I could, of course, go on, but what is being served is only part of what makes a bar great. You will note above that I sprinkled in words like ‘cozy,’ ‘sophisticated,’ and ‘welcoming,’ which to me strike at the heart of a bar. I remember a long-standing San Francisco spot where the owner/bartender, who has since joined the great majority, was famed for his acerbic nature and brusque delivery of drinks. Which is fine for novelty’s sake, but if I’m going to regularly patronize a place I want it to feel like a home away from home, the ‘public house’ that the British eventually shortened to ‘pub.’

Which is not to say that it need be polished and refined – another San Francisco institution, the much-loved Toronado, has a bathroom that would give anyone pause – but a comfortable stool or chair and a friendly vibe go a long way to creating bar greatness. I’ve been in wonderful cocktail bars where the welcome has been spectacular and the warmth divine, but also some where they are so pleased with what they are doing, be it the faux speakeasy look or the bizarre ingredients in the cocktails, that they forget the ‘hospitality’ part of ‘hospitality industry.  

Now, admittedly, the above are the elements of a bar that are important to me and perhaps me alone, and since I’ve not (yet) patronized all of the bars on each list, I must likewise admit that there is every chance they may well be present in all of the bars considered to be among the ‘best.’ But pardon me if I remain somewhat sceptical.
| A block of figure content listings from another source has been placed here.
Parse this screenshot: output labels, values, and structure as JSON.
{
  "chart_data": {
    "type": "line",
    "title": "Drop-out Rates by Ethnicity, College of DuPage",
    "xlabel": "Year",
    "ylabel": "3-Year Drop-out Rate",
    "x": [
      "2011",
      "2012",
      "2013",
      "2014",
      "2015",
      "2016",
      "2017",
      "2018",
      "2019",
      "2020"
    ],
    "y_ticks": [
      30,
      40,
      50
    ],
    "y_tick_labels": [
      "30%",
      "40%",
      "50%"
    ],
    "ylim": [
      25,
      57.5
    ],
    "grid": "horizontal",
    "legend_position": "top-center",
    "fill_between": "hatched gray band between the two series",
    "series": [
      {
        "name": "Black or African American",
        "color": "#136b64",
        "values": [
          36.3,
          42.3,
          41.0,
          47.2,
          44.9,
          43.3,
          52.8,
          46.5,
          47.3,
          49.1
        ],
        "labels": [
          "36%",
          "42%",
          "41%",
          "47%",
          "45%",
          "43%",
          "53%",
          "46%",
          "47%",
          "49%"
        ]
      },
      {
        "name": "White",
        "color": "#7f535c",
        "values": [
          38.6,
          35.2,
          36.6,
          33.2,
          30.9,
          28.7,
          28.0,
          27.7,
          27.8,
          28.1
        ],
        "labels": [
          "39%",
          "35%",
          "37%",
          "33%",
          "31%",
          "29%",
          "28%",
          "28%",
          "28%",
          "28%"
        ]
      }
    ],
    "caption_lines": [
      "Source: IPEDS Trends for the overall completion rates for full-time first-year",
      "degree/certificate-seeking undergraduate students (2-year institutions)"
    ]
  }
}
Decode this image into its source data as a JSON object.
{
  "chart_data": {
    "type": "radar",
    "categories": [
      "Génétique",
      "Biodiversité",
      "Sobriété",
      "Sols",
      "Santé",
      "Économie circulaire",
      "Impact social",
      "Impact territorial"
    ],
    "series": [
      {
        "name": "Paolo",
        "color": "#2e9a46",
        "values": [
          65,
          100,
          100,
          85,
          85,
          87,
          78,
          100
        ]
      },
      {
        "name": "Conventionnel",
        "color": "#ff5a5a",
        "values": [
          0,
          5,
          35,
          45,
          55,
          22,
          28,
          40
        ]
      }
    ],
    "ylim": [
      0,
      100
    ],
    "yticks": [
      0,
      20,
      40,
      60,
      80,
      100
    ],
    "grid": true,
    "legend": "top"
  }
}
A short time ago, Dick Snyder wrote in this space that his measure of a bar was its ability to make him a proper sidecar, an all-too-simple cocktail which, I will agree, many bartenders still somehow screw up. (I could say the same about a negroni, but that’s another rant entirely.) And with regard to a cocktail bar, I would agree with him absolutely. 

However, the last time he and I got together socially for a drink, it was at Wvrst, a beer hall-ish spot in downtown Toronto with great sausages, the best pretzel in the city, and an enviable selection of beer, cider, and wine. Wvrst is also a terrific bar for all but the most unwaveringly German-phobic, although through my many, many visits over the years, I do not recall ever seeing anyone order a cocktail there, or in fact remember what if anything they may have available in terms of spirits beyond the Jägermeister and bourbon offered on tap. Dick and I both drank draught that day, and neither of us uttered or heard a disparaging word.